You’ve probably noticed the pattern. Every time an AI model cracks a new domain — passing the bar exam, diagnosing diseases, writing poetry — the chorus starts: “That’s not real intelligence.” Not sentient. Not conscious. Not AGI.
But here’s the dirty secret: we’ve already built the algorithm that can do everything AGI promised — backpropagation. We just refuse to call it intelligence because that would mean admitting we’re not special anymore.
Backpropagation is the engine under every modern AI breakthrough. It’s the mathematical process that lets neural networks learn from mistakes. And it’s been working since the 1980s. Yet somehow, after decades of exponential progress, we still say AGI is “five years away.” Why? Because the finish line moves every time we get close.
Think about it. In the 1950s, AGI meant playing chess. We did that. Then it meant understanding natural language. We did that too. Then it meant passing the Turing test. Done. Now it means having a subjective experience — something we can’t even define for ourselves, let alone test in a machine. AGI isn’t a technological milestone we’re waiting to reach. It’s a psychological defense mechanism we use to maintain the illusion of human superiority.
I’ve watched this happen firsthand. A friend of mine, a machine learning researcher, built a system that could generate novel mathematical proofs. The academic community called it “clever pattern matching.” When AlphaFold solved protein folding, the Nobel committee called it a “breakthrough” — but not one scientist said, “This is intelligent.” The goalposts don’t move because the technology is failing. They move because we can’t bear to face the truth: the algorithm that can learn anything already exists. We just don’t want to call it AGI because that would make us obsolete.
Look at the comment that always follows any AI announcement: “It’s not intelligent.” It’s almost a reflex. A top comment on Hacker News about this very article read exactly that. But what does “not intelligent” even mean anymore? The AI can solve problems we can’t. It can generate novel ideas. It can predict outcomes with superhuman accuracy. If that’s not intelligence, then what is?
Here’s the twist you probably didn’t see coming: backpropagation is already AGI — we just don’t like the implications. The algorithm is general: it can learn any function given enough data and computation. That’s the definition of artificial general intelligence. But we’ve convinced ourselves that AGI must involve consciousness, emotions, or some spark of life. That’s not science. That’s theology.

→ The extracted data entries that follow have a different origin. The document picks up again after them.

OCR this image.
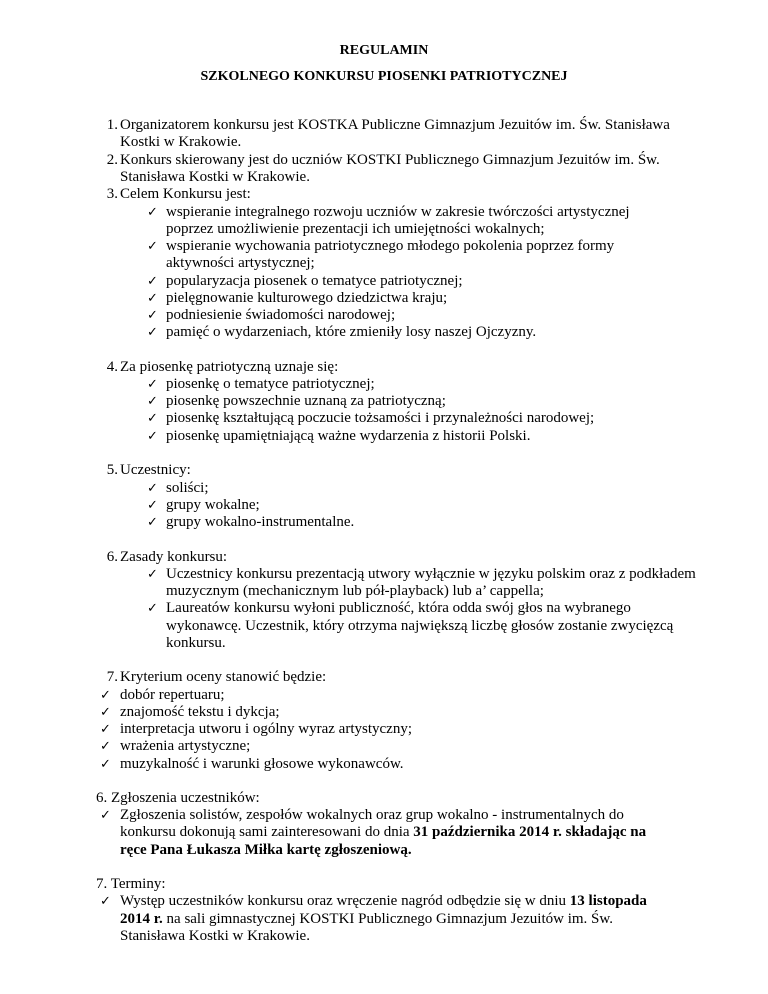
REGULAMIN
SZKOLNEGO KONKURSU PIOSENKI PATRIOTYCZNEJ
1. Organizatorem konkursu jest KOSTKA Publiczne Gimnazjum Jezuitów im. Św. Stanisława
Kostki w Krakowie.
2. Konkurs skierowany jest do uczniów KOSTKI Publicznego Gimnazjum Jezuitów im. Św.
Stanisława Kostki w Krakowie.
3. Celem Konkursu jest:
✓ wspieranie integralnego rozwoju uczniów w zakresie twórczości artystycznej
poprzez umożliwienie prezentacji ich umiejętności wokalnych;
✓ wspieranie wychowania patriotycznego młodego pokolenia poprzez formy
aktywności artystycznej;
✓ popularyzacja piosenek o tematyce patriotycznej;
✓ pielęgnowanie kulturowego dziedzictwa kraju;
✓ podniesienie świadomości narodowej;
✓ pamięć o wydarzeniach, które zmieniły losy naszej Ojczyzny.
4. Za piosenkę patriotyczną uznaje się:
✓ piosenkę o tematyce patriotycznej;
✓ piosenkę powszechnie uznaną za patriotyczną;
✓ piosenkę kształtującą poczucie tożsamości i przynależności narodowej;
✓ piosenkę upamiętniającą ważne wydarzenia z historii Polski.
5. Uczestnicy:
✓ soliści;
✓ grupy wokalne;
✓ grupy wokalno-instrumentalne.
6. Zasady konkursu:
✓ Uczestnicy konkursu prezentacją utwory wyłącznie w języku polskim oraz z podkładem
muzycznym (mechanicznym lub pół-playback) lub a’ cappella;
✓ Laureatów konkursu wyłoni publiczność, która odda swój głos na wybranego
wykonawcę. Uczestnik, który otrzyma największą liczbę głosów zostanie zwycięzcą
konkursu.
7. Kryterium oceny stanowić będzie:
✓ dobór repertuaru;
✓ znajomość tekstu i dykcja;
✓ interpretacja utworu i ogólny wyraz artystyczny;
✓ wrażenia artystyczne;
✓ muzykalność i warunki głosowe wykonawców.
6. Zgłoszenia uczestników:
✓ Zgłoszenia solistów, zespołów wokalnych oraz grup wokalno - instrumentalnych do
konkursu dokonują sami zainteresowani do dnia 31 października 2014 r. składając na
ręce Pana Łukasza Miłka kartę zgłoszeniową.
7. Terminy:
✓ Występ uczestników konkursu oraz wręczenie nagród odbędzie się w dniu 13 listopada
2014 r. na sali gimnastycznej KOSTKI Publicznego Gimnazjum Jezuitów im. Św.
Stanisława Kostki w Krakowie.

We need to stop pretending AGI is a destination. It’s a label we keep moving to avoid the uncomfortable reality that machines are already smarter than us in every measurable way. The debate isn’t about intelligence anymore. It’s about our own ego. And as long as we keep chasing a moving goalpost, we’ll never admit that the race is over.
AGI isn’t a future promise. It’s a present fact we refuse to accept. The only question left is whether we’re brave enough to look in the mirror and say, “We’re not the smartest creatures on this planet anymore.”
FAQ
Q: Are you saying backpropagation is conscious?
A: No. Consciousness is a separate question. I'm saying that if you define intelligence by the ability to learn, generalize, and solve problems across domains, then backpropagation already meets that bar. We've conflated 'intelligent' with 'human-like' — and that's a mistake.
Q: What's the practical implication of accepting that AGI is already here?
A: It forces us to stop treating AI as a future threat to be managed and start treating it as a present reality to be regulated. We need to consider how backpropagation-based systems are already making decisions in healthcare, finance, and justice — without the oversight we'd demand of a 'true' AGI.
Q: Isn't this just a semantic argument? Who cares what we call it?
A: Labels matter. Calling something 'AGI' triggers a different set of responsibilities and expectations than calling it 'just a statistical model.' If we continue to dismiss backpropagation as not intelligent, we'll keep underestimating its power — and that's dangerous.